En la Venezuela de hoy, la censura y la persecución contra cualquiera que emita una opinión contraria al gobierno constituye la cotidianidad. Eso es aún más notorio desde el 28 de Julio. Asistir a una entrevista a algún medio de comunicación es peligroso tanto para el entrevistado como para el entrevistador, por tanto, los medios se autocensuran evitando entrevistar a personas que puedan decir, por ejemplo, “que los resultados de las elecciones presidenciales no han sido publicados en el portal web del CNE”. Aunque sea totalmente cierto, puede ser motivo de una detención arbitraria y el cierre de un programa de radio.
Esa es la lógica autoritaria que ya los venezolanos conocemos muy bien, llueve sobre mojado. Ahora bien, lo que sí pasa inadvertido es que ese aplastante silencio impuesto por la represión supone un costo administrativo y gerencial; además de su costo humano en víctimas, en detenidos, exiliados, torturados e inhabilitados; también el silencio impide a los hacedores de políticas públicas tomar decisiones que coincidan con las necesidades, expectativas y requerimientos colectivos. Aquí va un ejemplo, si los docentes y directivos de una escuela pública deteriorada, sin baños, sin pupitres y sin electricidad desarrollan el miedo a denunciar su precariedad, así como también lo desarrollan estudiantes y representantes, ¿Cómo podrá la sociedad y las instituciones competentes enterarse de la existencia de un problema público? ¿Por revelación divina? ¿Por las cartas del tarot o por el horóscopo?

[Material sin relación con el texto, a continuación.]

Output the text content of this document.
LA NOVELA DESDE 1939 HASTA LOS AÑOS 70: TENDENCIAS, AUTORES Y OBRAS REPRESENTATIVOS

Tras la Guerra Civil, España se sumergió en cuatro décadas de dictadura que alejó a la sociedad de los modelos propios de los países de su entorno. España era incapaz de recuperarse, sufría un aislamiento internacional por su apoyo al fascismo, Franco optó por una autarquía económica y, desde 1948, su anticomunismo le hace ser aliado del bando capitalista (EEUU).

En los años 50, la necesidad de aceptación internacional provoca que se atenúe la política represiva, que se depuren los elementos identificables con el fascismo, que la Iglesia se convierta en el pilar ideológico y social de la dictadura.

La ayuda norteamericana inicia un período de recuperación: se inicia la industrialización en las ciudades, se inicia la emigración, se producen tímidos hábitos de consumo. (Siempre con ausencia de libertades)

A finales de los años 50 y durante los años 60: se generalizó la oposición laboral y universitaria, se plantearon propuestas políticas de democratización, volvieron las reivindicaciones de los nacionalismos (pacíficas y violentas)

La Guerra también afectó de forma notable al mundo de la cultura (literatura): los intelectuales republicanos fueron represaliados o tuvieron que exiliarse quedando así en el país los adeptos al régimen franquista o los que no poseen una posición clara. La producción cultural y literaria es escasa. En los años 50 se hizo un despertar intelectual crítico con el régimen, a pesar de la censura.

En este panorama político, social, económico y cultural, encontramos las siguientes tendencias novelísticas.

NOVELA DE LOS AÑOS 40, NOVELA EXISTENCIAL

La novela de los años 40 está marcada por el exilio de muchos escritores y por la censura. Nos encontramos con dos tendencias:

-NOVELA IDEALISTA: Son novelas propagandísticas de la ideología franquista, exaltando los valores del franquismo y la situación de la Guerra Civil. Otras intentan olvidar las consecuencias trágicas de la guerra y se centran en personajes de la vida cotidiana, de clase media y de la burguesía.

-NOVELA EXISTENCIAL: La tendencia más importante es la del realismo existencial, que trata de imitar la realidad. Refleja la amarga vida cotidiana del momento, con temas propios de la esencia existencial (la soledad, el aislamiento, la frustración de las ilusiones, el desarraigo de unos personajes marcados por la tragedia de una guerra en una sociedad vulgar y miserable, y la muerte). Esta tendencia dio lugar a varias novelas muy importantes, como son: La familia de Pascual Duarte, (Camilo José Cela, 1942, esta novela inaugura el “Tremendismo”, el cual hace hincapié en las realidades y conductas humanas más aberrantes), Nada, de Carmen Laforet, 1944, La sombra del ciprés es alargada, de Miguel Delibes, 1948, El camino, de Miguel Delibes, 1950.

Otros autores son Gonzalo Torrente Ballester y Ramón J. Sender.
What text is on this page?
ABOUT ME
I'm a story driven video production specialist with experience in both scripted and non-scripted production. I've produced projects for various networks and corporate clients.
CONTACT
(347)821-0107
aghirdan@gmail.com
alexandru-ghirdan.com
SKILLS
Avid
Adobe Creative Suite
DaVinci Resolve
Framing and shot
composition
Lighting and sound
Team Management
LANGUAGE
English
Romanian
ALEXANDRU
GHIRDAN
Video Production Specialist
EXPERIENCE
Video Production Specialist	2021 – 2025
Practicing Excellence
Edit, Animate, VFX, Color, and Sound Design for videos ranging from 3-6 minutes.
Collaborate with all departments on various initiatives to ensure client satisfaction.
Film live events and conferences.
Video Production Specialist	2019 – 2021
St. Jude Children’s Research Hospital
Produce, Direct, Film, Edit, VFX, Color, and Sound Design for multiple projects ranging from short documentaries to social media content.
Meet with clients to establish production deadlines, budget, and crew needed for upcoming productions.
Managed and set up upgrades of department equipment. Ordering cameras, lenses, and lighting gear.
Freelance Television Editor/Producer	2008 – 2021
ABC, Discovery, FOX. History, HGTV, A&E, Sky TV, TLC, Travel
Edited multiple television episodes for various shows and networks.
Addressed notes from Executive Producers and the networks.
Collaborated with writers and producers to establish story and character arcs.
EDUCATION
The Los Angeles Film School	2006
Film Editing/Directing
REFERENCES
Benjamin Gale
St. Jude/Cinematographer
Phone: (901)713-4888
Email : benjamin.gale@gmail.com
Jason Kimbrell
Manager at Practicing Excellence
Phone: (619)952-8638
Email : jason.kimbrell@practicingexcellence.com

En un hospital o ambulatorio público es común que la falta de insumos impida a los pacientes acceder a la atención médica, pero si los profesionales de la salud, médicos y enfermeras denuncian la situación en los medios de comunicación o en las redes sociales corren el riesgo de ser detenidos por “generar zozobra”. Esta situación es más grave en los municipios del interior del país, allí dónde el ojo público está más cerrado, dónde la represión impone su sombra tenebrosa con más facilidad.
La cuestión es que la dictadura implica una serie de incentivos comunicacionales perversos que alimentan y retroalimentan una única y exclusiva prioridad: la permanencia en el poder de los dictadores. El resto de las cosas, importantes o urgentes, pasan a un segundo plano o a un tercero, o de plano dejan de interesar. No importa si las escuelas se caen o los hospitales están en terapia intensiva, lo importante es que nadie se queje públicamente porque la queja es ya no un delito más grave que el homicidio, es que ahora es un pecado mortal que te puede hacer perder los derechos humanos, la nacionalidad o el alma. Publicar un estado de WhatsApp con una verdad incómoda para el régimen te puede hacer pasar, en un dos por tres, de ciudadano de la república a terrorista así que el instinto primario de conservación hace más atractivo guardar silencio ante el desastre.
El resultado concreto de todo esto es que todo empeora pero en silencio. La corrupción empeora, la salud y la educación empeoran, la contaminación empeora, la criminalidad empeora pero nadie se queja. Hay municipios, muchos, la mayoría, en los que las emisoras de radio solamente emiten música, la poca prensa escrita solo tiene espacio para las noticias del espectáculo o para la “verdad oficial” y las conversaciones en la calle, cuando revisten alguna crítica al gobierno, se hace en voz baja, a nivel de susurro. ¿Es esto sano? Claro que no.